Tutorial (sorta): Crochet Garlands
Making little motifs is fun and a great way to use up scraps of yarn that would otherwise sit around collecting dust or end up being tossed out. But what are you gonna do with a bunch of motifs? Make a garland, of course. All you have to do is find some motif patterns, bust ‘em out, and connect them all together with a chain.
Here are some links to motif patterns:
flower in a circle
star in a star
circle in a square
golden season motif
half granny motif
Okay, that’s plenty for now (there are TONS of free motif patterns on the web). When making the motifs, use the same weight/ply of yarn (and hook) for the whole works, regardless of what each individual motif instructions say. Motifs look especially striking when you use a different color thread for each round. So now you have all your lovely motifs made. Decide how far apart you’d like them. Let’s say you want 20 chains between each motif. To start, chain 5. Now slip stitch into your beginning chain (this makes a nice hanging loop). Next, make your 20 chains. Grab your first motif and decide where you want it connected to your chain. Insert your hook into your motif (into a stitch or space, depending) from front to back. Yarn over, draw the loop through, and make a single crochet. Chain 20, connect your next motif. Keep on going in this manner. When you have made your last 20 chains, chain 5 more and slip stitch into the 5th chain from the hook (to make hanging loop). Finish off. Weave in chain ends. Done!
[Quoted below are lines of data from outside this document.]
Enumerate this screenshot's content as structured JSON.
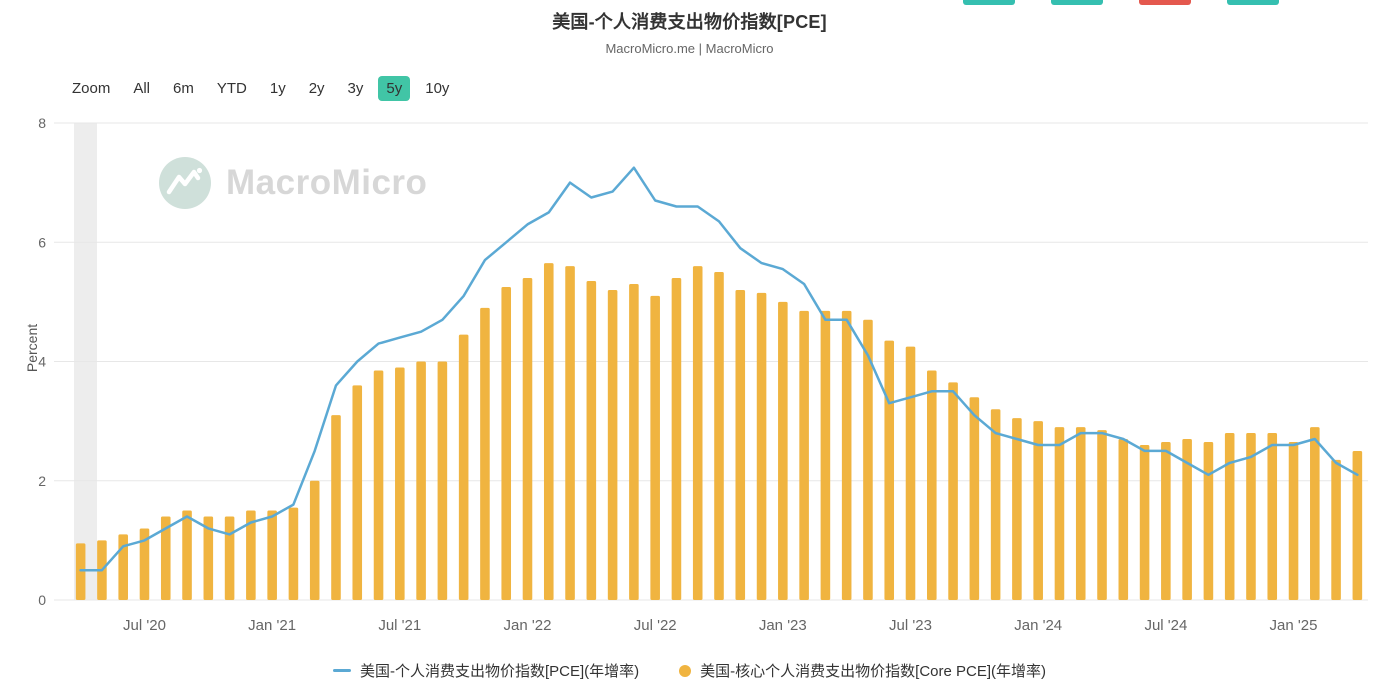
{
  "page": {
    "title": "美国-个人消费支出物价指数[PCE]",
    "subtitle": "MacroMicro.me | MacroMicro"
  },
  "top_chips": {
    "colors": [
      "#35bfb0",
      "#35bfb0",
      "#e4584e",
      "#35bfb0"
    ]
  },
  "toolbar": {
    "zoom_label": "Zoom",
    "selected": "5y",
    "selected_color": "#41c5a6",
    "buttons": [
      {
        "label": "All"
      },
      {
        "label": "6m"
      },
      {
        "label": "YTD"
      },
      {
        "label": "1y"
      },
      {
        "label": "2y"
      },
      {
        "label": "3y"
      },
      {
        "label": "5y"
      },
      {
        "label": "10y"
      }
    ]
  },
  "watermark": {
    "text": "MacroMicro"
  },
  "chart_data": {
    "type": "bar",
    "title": "美国-个人消费支出物价指数[PCE]",
    "xlabel": "",
    "ylabel": "Percent",
    "ylim": [
      0,
      8
    ],
    "yticks": [
      0,
      2,
      4,
      6,
      8
    ],
    "grid": true,
    "legend_position": "bottom",
    "x": [
      "2020-04",
      "2020-05",
      "2020-06",
      "2020-07",
      "2020-08",
      "2020-09",
      "2020-10",
      "2020-11",
      "2020-12",
      "2021-01",
      "2021-02",
      "2021-03",
      "2021-04",
      "2021-05",
      "2021-06",
      "2021-07",
      "2021-08",
      "2021-09",
      "2021-10",
      "2021-11",
      "2021-12",
      "2022-01",
      "2022-02",
      "2022-03",
      "2022-04",
      "2022-05",
      "2022-06",
      "2022-07",
      "2022-08",
      "2022-09",
      "2022-10",
      "2022-11",
      "2022-12",
      "2023-01",
      "2023-02",
      "2023-03",
      "2023-04",
      "2023-05",
      "2023-06",
      "2023-07",
      "2023-08",
      "2023-09",
      "2023-10",
      "2023-11",
      "2023-12",
      "2024-01",
      "2024-02",
      "2024-03",
      "2024-04",
      "2024-05",
      "2024-06",
      "2024-07",
      "2024-08",
      "2024-09",
      "2024-10",
      "2024-11",
      "2024-12",
      "2025-01",
      "2025-02",
      "2025-03",
      "2025-04"
    ],
    "xtick_indices": [
      3,
      9,
      15,
      21,
      27,
      33,
      39,
      45,
      51,
      57
    ],
    "xtick_labels": [
      "Jul '20",
      "Jan '21",
      "Jul '21",
      "Jan '22",
      "Jul '22",
      "Jan '23",
      "Jul '23",
      "Jan '24",
      "Jul '24",
      "Jan '25"
    ],
    "series": [
      {
        "name": "美国-个人消费支出物价指数[PCE](年增率)",
        "type": "line",
        "color": "#5BA9D4",
        "values": [
          0.5,
          0.5,
          0.9,
          1.0,
          1.2,
          1.4,
          1.2,
          1.1,
          1.3,
          1.4,
          1.6,
          2.5,
          3.6,
          4.0,
          4.3,
          4.4,
          4.5,
          4.7,
          5.1,
          5.7,
          6.0,
          6.3,
          6.5,
          7.0,
          6.75,
          6.85,
          7.25,
          6.7,
          6.6,
          6.6,
          6.35,
          5.9,
          5.65,
          5.55,
          5.3,
          4.7,
          4.7,
          4.1,
          3.3,
          3.4,
          3.5,
          3.5,
          3.1,
          2.8,
          2.7,
          2.6,
          2.6,
          2.8,
          2.8,
          2.7,
          2.5,
          2.5,
          2.3,
          2.1,
          2.3,
          2.4,
          2.6,
          2.6,
          2.7,
          2.3,
          2.1
        ]
      },
      {
        "name": "美国-核心个人消费支出物价指数[Core PCE](年增率)",
        "type": "bar",
        "color": "#F0B440",
        "values": [
          0.95,
          1.0,
          1.1,
          1.2,
          1.4,
          1.5,
          1.4,
          1.4,
          1.5,
          1.5,
          1.55,
          2.0,
          3.1,
          3.6,
          3.85,
          3.9,
          4.0,
          4.0,
          4.45,
          4.9,
          5.25,
          5.4,
          5.65,
          5.6,
          5.35,
          5.2,
          5.3,
          5.1,
          5.4,
          5.6,
          5.5,
          5.2,
          5.15,
          5.0,
          4.85,
          4.85,
          4.85,
          4.7,
          4.35,
          4.25,
          3.85,
          3.65,
          3.4,
          3.2,
          3.05,
          3.0,
          2.9,
          2.9,
          2.85,
          2.7,
          2.6,
          2.65,
          2.7,
          2.65,
          2.8,
          2.8,
          2.8,
          2.65,
          2.9,
          2.35,
          2.5
        ]
      }
    ],
    "plotband_left_color": "#ededed"
  },
  "legend": {
    "items": [
      {
        "marker": "line",
        "color": "#5BA9D4",
        "label": "美国-个人消费支出物价指数[PCE](年增率)"
      },
      {
        "marker": "circle",
        "color": "#F0B440",
        "label": "美国-核心个人消费支出物价指数[Core PCE](年增率)"
      }
    ]
  }
}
You may encounter a situation in which you want to connect the whole top of a motif to the chain (as in a square or a triangle). Simple — you can either connect motifs with a single crochet in each corner, or just single crochet into each stitch across the top. If you are feeling adventurous, you could make a decorative edging instead of just a plain old chain (Do not make the hanging loops if you plan on taking this route). All you have to do is find an edging you like, and when you get to the end of your chain, turn your work to crochet back across the foundation chain.
You can see in the picture above that I connected all my motifs, turned my work, then half-double crocheted all the way across to the beginning again. You could do scallops, picots, loops, or whatever tickles your fancy. I guess this is more of an obvious how-to rather than a full-blown tutorial, but I hope it inspires you to make your own!